Косте почему-то особенно запало слово «даже» во фразе об угрозе личной безопасности. Тогда это считалось немыслимым преступлением. Возвращая листы, он сказал Архипову:
– Здесь нет ни одного слова, против которого можно было бы возразить. Все сбылось пророчески. Не понятно, почему народ их не поддержал и за что их арестовали?
Архипов наполнил Костину и свою рюмки. Эльвира прикрыла свой бокал рукой и поднялась с разочарованием на лице.
– Я чувствую, вы теперь надолго. Позовите меня, когда наговоритесь.
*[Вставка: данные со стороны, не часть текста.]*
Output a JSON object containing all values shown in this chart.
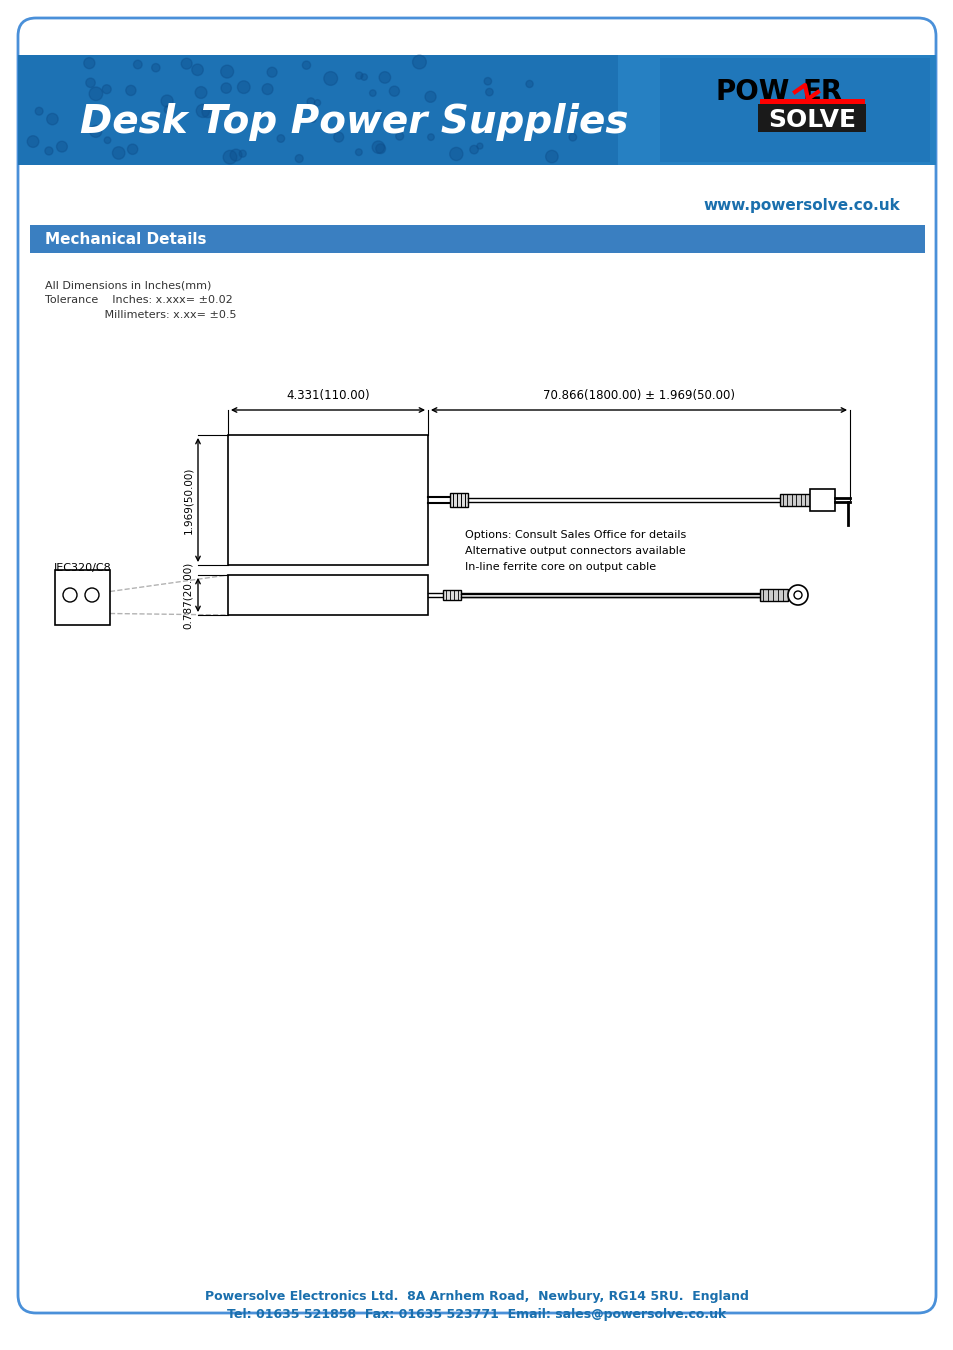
{
  "page_bg": "#ffffff",
  "border_color": "#4a90d9",
  "header_bg_left": "#1a6fad",
  "header_title": "Desk Top Power Supplies",
  "header_title_color": "#ffffff",
  "website": "www.powersolve.co.uk",
  "website_color": "#1a6fad",
  "section_bar_color": "#3a7fc1",
  "section_title": "Mechanical Details",
  "section_title_color": "#ffffff",
  "tolerance_lines": [
    "All Dimensions in Inches(mm)",
    "Tolerance    Inches: x.xxx= ±0.02",
    "                 Millimeters: x.xx= ±0.5"
  ],
  "dim_label_1": "4.331(110.00)",
  "dim_label_2": "70.866(1800.00) ± 1.969(50.00)",
  "dim_label_3": "1.969(50.00)",
  "dim_label_4": "0.787(20.00)",
  "iec_label": "IEC320/C8",
  "options_lines": [
    "Options: Consult Sales Office for details",
    "Alternative output connectors available",
    "In-line ferrite core on output cable"
  ],
  "footer_line1": "Powersolve Electronics Ltd.  8A Arnhem Road,  Newbury, RG14 5RU.  England",
  "footer_line2": "Tel: 01635 521858  Fax: 01635 523771  Email: sales@powersolve.co.uk",
  "footer_color": "#1a6fad",
  "dim_color": "#000000",
  "line_color": "#000000"
}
Губернатор махнул рукой, чтобы она не мешала, выпил и, бросив в рот маслину, заговорил сердито:
– Русский человек всегда слепо верил своим руководителям и спохватывался позже. Единственный, кому он перестал верить еще в годы правления, был Ельцин. А вначале тот был кумиром: как же, прост, как правда, в автобусе, как все, ездил. А Горбачев взял народ словоблудием об улучшении социализма. Кто и когда не хотел жить лучше? Под этой вывеской он к девяностым годам порушил все: власть, партию, КГБ, а главное, дезорганизовал и деморализовал народ, который в течение шести лет усиленно обрабатывали все средства массовой информации, охаивая прошлое и настоящее Советского Союза и воспевая райскую западную жизнь. В стране бесконтрольно работали иностранные спецслужбы, подталкивая союзные республики к сепаратизму и выходу из СССР, в результате чего начался парад их суверенитетов. Но, вместо того, чтобы остановить этот процесс, Горбачев его узаконил юридически на Ново-Огаревских посиделках. Там он предложил новый союзный договор по сути конфедерального государства, подтолкнув тем самым распад СССР. В этих условиях гэкачепистам надо было не полуизолировать лишь одного Горбачева и не появляться затем на экране с жалким видом и трясущимися руками, а поручить десятку умельцев из «Альфы» за одну ночь отправить всю ту продажную верхушку от Горбачева с Ельциным до всех тех Яковлевых, Собчаков, Поповых и еще человек пятьдесят, больше бы их не набралось, в места, откуда они не смогли бы даже позвонить. А с утра надо было установить жесткую цензуру над прессой, чтобы люди проснулись, а на экране не «Лебединое озеро», а «Широка страна моя родная». Если же и появляться на экране, то уверенными в себе руководителями великой страны и вселяющими в людей такую же уверенность в лучшем будущем. Не поздно было сделать это и, когда Ельцин укрывался в подвале Белого дома, больше всего боясь появления «Альфы» и заливая свой страх водкой. А сам два года спустя, не задумываясь, приказал стрелять по тому же Белому дому из танковых орудий и брать его штурмом.